Anytime I pick up a book by Haruki Murakami, I immediately accept the fact that there are some things about it that I am just not going to understand. And even though Wind/Pinball was first published in his early years, and contains his first two attempts at writing, the same rules apply and I still found myself embracing the confusion and enjoying the simple dialogue and wonderful descriptions.
The Situation: The narrator and his friend, only known as the Rat, spend a considerable amount of time at J's bar, drinking bear and smoking cigarettes. At least that is how it goes in the first story, Hear the Wind Sing. In Pinball, 1973, the narrator no longer hangs around J's bar, and even has a steady job making decent money for the first time in his life. The Rat, however, is still hanging around J's bar, and doesn't seem to do much else.
The Problem: From the outside, both men live fairly normal, average, middle of the road existences. But they are also both incredibly lonely, despite having people in their lives; and seem to lack either focus or purpose to do anything meaningful. In Pinball, the narrator has managed to move past spending all of his time in J's bar drinking beer. Now working as a translator, he has his own place, which he shares with twins, and simply lives his life. Meanwhile, the Rat is still in J's bar, and cannot seem to make himself move forward, despite his apparent inner resolve to do so. The two men are restless in a way that cause them to not actually do anything about it. Eventually, the narrator manages to track down an old pinball machine that he and the Rat used to play at J's bar. His obsession with finding the machine puts him on a quest that seems to give his life new meaning, if only temporarily, while the Rat continues to struggle with finding any motivation to do much of anything.
Genre, Themes, History: Wind/Pinball is really two novellas, Hear the Wind Sing and Pinball, 1973, put together under one title. Together they may up two-thirds of the trilogy of the Rat, with A Wild Sheep Chase as the third, and Dance Dance Dance makes a fourth. They are what Murakami call his kitchen-table fiction as he sat down at his kitchen table one day to write them after having a strange revelation that writing may be something he would like to do. In both stories it is easy to see elements of the Murakami-style of writing his fans have gotten used to reading. There is the lonely young man, or in the case of these books there are two of them, making a decent enough living but not exactly satisfied with the life they have created for themselves. There are mysterious women who the narrator does not know much about, and manage to exit his life just as quickly and easily as they enter it. There is an obsession that moves much of the story along and becomes a problem that the lonely young man has to solve, if only for himself. Many of the characters are nameless, or they have names such as the Rat and J. And there is even a cat. It isn't there for very long, nor is it at all important to the plot (I don't think), but it is there.

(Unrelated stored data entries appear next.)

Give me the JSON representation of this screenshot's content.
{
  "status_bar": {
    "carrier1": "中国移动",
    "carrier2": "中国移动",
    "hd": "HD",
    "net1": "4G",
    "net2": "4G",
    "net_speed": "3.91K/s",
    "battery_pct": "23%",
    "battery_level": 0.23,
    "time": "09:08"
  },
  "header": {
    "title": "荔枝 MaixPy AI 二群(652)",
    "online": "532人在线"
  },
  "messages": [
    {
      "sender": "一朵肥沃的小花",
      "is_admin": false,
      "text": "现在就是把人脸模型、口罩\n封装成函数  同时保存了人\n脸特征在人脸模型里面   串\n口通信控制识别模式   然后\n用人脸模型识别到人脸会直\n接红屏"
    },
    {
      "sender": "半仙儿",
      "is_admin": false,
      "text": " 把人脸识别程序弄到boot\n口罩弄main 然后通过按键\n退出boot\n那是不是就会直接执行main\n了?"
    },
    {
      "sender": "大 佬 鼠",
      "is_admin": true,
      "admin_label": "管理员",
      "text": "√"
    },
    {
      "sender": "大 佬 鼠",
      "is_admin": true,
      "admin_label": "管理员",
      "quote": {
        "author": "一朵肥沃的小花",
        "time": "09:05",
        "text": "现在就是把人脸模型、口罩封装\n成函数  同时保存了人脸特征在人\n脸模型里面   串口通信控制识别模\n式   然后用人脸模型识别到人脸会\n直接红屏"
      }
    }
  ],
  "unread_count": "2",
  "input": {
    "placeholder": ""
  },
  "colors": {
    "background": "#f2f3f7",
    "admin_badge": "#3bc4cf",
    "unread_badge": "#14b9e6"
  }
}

My Verdict: Once again, I will reiterate that there is a very real possibility that parts of both of these stories were completely over my head. When it comes to a Murakami story I am inclined to just enjoy the ride. But usually, the ride is a little more fun and not quite so dull. With 1Q84 and The Wind-Up Bird Chronicle, I enjoyed the rise a great deal despite my confusion. There was mystery, there was adventure, and there was danger. While Wind/Pinball isn't without its interesting and fun moments, I found most of it to be pretty boring, and that is really saying something as the book is only a little over 200 pages. It is an interesting look into the beginnings of a great writer, but I am certainly ready to move forward to A Wild Sheep Chase, if only to see if this story eventually goes anywhere.
Favorite Moment: When the narrator flips the switch that allows 78 pinball machines, all lined up in a warehouse, to come to life all at once.
Favorite Character: The most constant character that does not seem to be moping around throughout either story is J. He is the bartender who serves up beer and french fries to his patrons while listening to their general complaints about life.
Recommended Reading: For a better introduction into Murakami, I recommend The Wind-Up Bird Chronicle. There is more story, better characters, and a better sense of just what kind of world Murakami is capable to making up.